If you can avoid sharing state or resources among threads then you have no problem running threads concurrently. Threads then need not worry about each other, because they are completely isolated and bear no effect whatsoever on each other.
Your hunch is correct: Even though you cannot count on STD queue to be thread safe, a queue should be thread safe by design.
A nice explanation of why that is the case and a standard implementation of thread safe, lock free queues in C++ is given by van Dooren

To Mutex or Not To Mutex?

Do I need a mutex if I have only one reader and one writer? The reader takes the next command (food.front()) from the queue and executes a task based on the command. After the command is executed, it pops off the command. The writer to the queue pushes commands onto the queue (food.push()).
Do I need a mutex? My reader (consumer) only executes if food.size() > 0. I am using a reader thread and send thread.
A mutex is used in multi-threaded environments. I don't see mention of threads in your question, so I don't see a need for a mutex.
However, if we assume by reader and writer you mean you have two threads, you need to protect mutual data with a mutex (or other multi-threaded protection scheme.)
What happens when the queue has items, and the reader thread pops something off while the writer thread puts something on? Disaster! With a mutex, you'll be sure only one thread is operating on the queue at a time.
Another method is a lock-free thread-safe queue. It would use atomic operations to ensure the data isn't manipulated incorrectly.
What happens if the reader sees the size is greater than zero, but the structure isn't yet completely updated?
That can be avoided by very carefully coding the updates, but the way to make the code resistant to future tampering updates is to use a mutex.
Assuming the "writer" and the "reader" are in separate threads:
Most probably yes: you could have a "metastable" state between the "writing" event and a "reading" event where the pointers to the structures are consistent.
Of course this depends on the implementation: if an atomic operation is used to update the pointers, you might be good without a mutex.
Depends entirely on the implementation, if you have two different threads accessing the same variables you will need a mutex. Otherwise you may for example end up with an inconsistent count.

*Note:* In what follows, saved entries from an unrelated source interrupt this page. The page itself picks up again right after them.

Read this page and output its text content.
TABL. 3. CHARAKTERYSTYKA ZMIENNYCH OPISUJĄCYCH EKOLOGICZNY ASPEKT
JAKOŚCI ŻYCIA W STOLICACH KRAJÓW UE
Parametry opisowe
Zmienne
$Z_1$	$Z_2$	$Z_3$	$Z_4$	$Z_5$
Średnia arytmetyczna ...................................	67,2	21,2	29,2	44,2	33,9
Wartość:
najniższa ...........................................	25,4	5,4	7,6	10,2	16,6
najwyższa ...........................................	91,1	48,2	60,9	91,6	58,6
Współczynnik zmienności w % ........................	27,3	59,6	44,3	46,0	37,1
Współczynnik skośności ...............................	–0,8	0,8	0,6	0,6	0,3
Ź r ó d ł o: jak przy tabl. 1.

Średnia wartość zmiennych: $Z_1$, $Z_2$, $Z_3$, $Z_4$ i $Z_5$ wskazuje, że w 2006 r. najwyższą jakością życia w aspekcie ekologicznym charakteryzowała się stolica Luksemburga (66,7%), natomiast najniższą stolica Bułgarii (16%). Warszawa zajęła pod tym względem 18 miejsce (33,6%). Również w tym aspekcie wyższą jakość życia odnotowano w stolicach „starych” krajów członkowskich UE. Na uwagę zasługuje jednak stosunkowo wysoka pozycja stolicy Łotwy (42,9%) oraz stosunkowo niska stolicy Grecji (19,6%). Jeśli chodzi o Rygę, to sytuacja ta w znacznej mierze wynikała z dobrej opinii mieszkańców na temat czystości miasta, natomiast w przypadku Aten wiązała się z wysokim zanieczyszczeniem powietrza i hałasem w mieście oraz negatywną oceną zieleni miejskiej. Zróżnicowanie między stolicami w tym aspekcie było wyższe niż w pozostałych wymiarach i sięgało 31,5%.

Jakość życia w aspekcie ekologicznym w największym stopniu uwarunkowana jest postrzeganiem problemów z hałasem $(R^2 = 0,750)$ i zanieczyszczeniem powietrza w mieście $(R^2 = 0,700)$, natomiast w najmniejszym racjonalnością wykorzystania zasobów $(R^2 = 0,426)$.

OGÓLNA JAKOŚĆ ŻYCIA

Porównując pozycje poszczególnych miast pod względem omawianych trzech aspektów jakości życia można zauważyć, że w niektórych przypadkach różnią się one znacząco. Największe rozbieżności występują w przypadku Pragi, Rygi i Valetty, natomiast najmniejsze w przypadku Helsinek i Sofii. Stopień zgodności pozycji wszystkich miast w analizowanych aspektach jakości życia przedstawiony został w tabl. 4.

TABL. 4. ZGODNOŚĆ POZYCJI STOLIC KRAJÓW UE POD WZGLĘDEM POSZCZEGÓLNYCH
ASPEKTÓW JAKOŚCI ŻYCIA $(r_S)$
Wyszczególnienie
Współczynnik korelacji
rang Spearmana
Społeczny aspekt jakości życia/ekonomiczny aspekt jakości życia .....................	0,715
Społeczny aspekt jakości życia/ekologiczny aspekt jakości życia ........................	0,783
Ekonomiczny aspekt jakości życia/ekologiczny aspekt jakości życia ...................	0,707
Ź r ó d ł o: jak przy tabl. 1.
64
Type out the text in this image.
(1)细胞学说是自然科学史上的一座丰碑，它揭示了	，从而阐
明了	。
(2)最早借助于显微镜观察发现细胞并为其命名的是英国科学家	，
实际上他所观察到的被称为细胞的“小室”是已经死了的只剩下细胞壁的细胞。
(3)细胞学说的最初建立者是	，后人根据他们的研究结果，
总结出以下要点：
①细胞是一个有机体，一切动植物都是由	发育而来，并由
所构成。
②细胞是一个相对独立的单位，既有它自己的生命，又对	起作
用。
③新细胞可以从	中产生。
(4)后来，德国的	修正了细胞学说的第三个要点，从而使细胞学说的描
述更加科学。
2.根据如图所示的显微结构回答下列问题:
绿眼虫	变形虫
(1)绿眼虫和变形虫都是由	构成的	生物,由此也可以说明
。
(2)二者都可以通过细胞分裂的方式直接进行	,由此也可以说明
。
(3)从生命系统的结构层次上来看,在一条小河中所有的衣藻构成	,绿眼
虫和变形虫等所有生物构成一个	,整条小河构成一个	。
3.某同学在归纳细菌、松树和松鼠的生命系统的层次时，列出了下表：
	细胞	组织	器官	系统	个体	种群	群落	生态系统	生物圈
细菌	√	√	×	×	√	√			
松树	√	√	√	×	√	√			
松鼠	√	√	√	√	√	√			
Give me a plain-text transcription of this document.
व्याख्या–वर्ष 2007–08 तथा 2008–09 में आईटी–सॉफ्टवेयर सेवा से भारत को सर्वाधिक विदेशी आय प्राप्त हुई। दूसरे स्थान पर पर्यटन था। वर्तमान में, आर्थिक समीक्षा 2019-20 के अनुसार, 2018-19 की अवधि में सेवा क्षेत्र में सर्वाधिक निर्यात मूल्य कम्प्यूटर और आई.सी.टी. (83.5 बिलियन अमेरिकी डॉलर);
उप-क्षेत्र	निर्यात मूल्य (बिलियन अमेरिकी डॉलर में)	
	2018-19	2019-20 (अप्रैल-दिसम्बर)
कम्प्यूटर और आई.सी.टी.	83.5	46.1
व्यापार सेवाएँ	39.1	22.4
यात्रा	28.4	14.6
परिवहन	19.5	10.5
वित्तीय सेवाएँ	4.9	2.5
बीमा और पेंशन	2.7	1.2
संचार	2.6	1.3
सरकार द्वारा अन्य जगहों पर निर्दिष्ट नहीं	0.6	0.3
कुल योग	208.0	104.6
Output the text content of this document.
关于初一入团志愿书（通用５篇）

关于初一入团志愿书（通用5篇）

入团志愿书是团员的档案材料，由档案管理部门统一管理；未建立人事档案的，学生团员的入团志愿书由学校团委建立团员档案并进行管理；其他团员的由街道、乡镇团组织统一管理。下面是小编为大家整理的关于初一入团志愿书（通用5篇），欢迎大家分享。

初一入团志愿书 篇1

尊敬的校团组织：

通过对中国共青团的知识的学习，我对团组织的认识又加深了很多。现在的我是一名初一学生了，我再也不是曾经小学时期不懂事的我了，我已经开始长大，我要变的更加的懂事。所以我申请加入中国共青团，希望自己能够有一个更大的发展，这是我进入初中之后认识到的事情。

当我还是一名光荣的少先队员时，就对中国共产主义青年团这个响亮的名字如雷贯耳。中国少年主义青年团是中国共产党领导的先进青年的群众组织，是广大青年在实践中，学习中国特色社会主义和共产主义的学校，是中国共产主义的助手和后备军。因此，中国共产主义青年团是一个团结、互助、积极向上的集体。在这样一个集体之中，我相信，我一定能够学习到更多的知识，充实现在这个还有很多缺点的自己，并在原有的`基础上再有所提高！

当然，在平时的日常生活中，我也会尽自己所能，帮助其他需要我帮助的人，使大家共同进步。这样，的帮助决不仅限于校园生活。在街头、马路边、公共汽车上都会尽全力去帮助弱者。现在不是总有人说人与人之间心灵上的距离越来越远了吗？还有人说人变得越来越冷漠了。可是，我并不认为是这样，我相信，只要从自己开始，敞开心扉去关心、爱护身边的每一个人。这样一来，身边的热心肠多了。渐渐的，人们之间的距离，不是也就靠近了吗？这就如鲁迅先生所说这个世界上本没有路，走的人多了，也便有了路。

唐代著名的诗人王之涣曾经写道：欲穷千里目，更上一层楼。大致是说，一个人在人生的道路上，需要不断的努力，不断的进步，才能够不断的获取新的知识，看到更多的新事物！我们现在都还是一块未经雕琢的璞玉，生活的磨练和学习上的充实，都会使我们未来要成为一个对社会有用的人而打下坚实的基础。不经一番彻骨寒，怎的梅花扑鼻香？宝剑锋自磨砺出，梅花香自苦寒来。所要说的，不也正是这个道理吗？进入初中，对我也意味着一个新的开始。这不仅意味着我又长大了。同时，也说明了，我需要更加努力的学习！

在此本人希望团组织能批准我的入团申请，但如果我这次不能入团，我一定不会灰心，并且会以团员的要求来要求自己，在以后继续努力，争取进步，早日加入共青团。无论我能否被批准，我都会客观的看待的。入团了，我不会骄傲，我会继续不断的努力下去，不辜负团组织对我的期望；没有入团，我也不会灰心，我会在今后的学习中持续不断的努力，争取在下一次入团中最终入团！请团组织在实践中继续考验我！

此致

Say in write you do ++count and in read you do --count and say the current value is 2. Now note that these statements do not need to be atomic, the ++count may consist of reading variable count, incrementing it and then writing it back again. No a write and read are simultaneously executed and say the first bit of the write is executed is executed (i.e. it loads value 2. then the whole read is executed decrementing the count, but the other thread still had value 2 loaded, which it increments and subsequently writes back to the variable. Now you just lost a read action.
your question depends on two conditions:
there are only two threads, one is producer, the other is consumer
the structure is designed for lock-free
if satisfy both, you can drop the lock, or you need to use a lock to protect the queue structure.
for dropping the lock, must remember to update the header or tailer pointer in the end of steps.